Originally Posted by
peterb
/home can be anysize or on anydrive you like. It is both a directory and can be a mount point for say share - so you could have in /home the following directories sim, user1, sims_wife, sims_girlfriend share. They would all appear under home with the full paths as /home/sim /home/user1 /home/sims_wife /home/sims_girlfriend /home/share. who knows what drives each directory is on - who cares? Only you as admin. In that scenario /home/share is a mountpoint - the actual files that belong to share would be on a different drive. If that drive was unmounted /home/share would still exist - but there would be nothing in it.
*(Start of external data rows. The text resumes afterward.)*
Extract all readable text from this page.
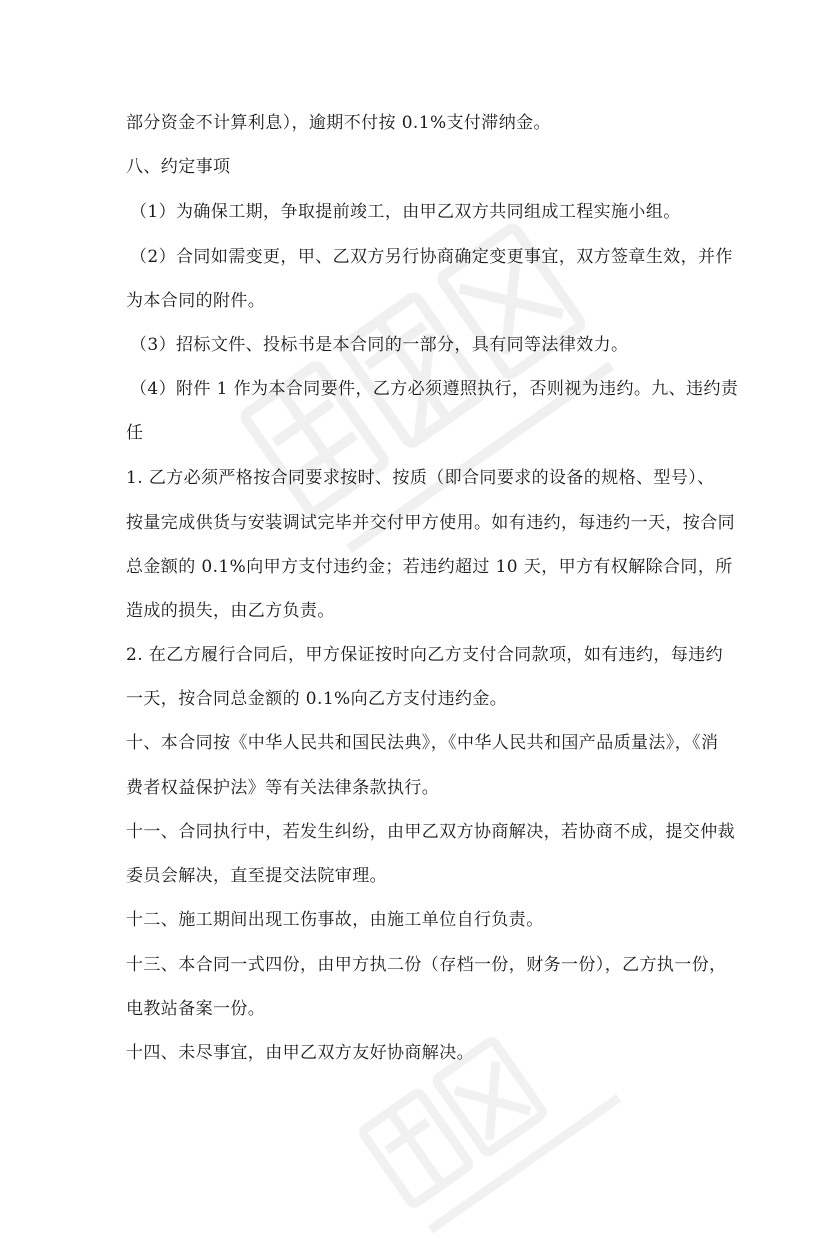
部分资金不计算利息），逾期不付按 0.1%支付滞纳金。
八、约定事项
（1）为确保工期，争取提前竣工，由甲乙双方共同组成工程实施小组。
（2）合同如需变更，甲、乙双方另行协商确定变更事宜，双方签章生效，并作
为本合同的附件。
（3）招标文件、投标书是本合同的一部分，具有同等法律效力。
（4）附件 1 作为本合同要件，乙方必须遵照执行，否则视为违约。九、违约责
任
1. 乙方必须严格按合同要求按时、按质（即合同要求的设备的规格、型号）、
按量完成供货与安装调试完毕并交付甲方使用。如有违约，每违约一天，按合同
总金额的 0.1%向甲方支付违约金；若违约超过 10 天，甲方有权解除合同，所
造成的损失，由乙方负责。
2. 在乙方履行合同后，甲方保证按时向乙方支付合同款项，如有违约，每违约
一天，按合同总金额的 0.1%向乙方支付违约金。
十、本合同按《中华人民共和国民法典》，《中华人民共和国产品质量法》，《消
费者权益保护法》等有关法律条款执行。
十一、合同执行中，若发生纠纷，由甲乙双方协商解决，若协商不成，提交仲裁
委员会解决，直至提交法院审理。
十二、施工期间出现工伤事故，由施工单位自行负责。
十三、本合同一式四份，由甲方执二份（存档一份，财务一份），乙方执一份，
电教站备案一份。
十四、未尽事宜，由甲乙双方友好协商解决。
How is that drive allocated?
In /etc/fstab which will contain entries like
/boot /dev/hda1
/ /dev/hda2
swap /dev/hda3
/var /dev/hda4
/home /dev/hda5
/home/share /dev/hdb1
(the entries are more complex than that - look at yours) but in this simplified case
drive hda contains 5 partitions, drive hdb contains one, and is mounted as /home/share at boot time. home/share exists in the root structure all the time - as does /boot - but they are mount points for the relavant drive/partition.
It sounds complicated - and as I said earlier, it can be a difficult concept to grasp - but once the concept 'clicks' it is wonderfully elegant!
I do urge you to invest in one of the books I recommended earlier - it will save significantly reduce your learning curve and help you get the best out of an initially complex but very powerful and flexible operating system!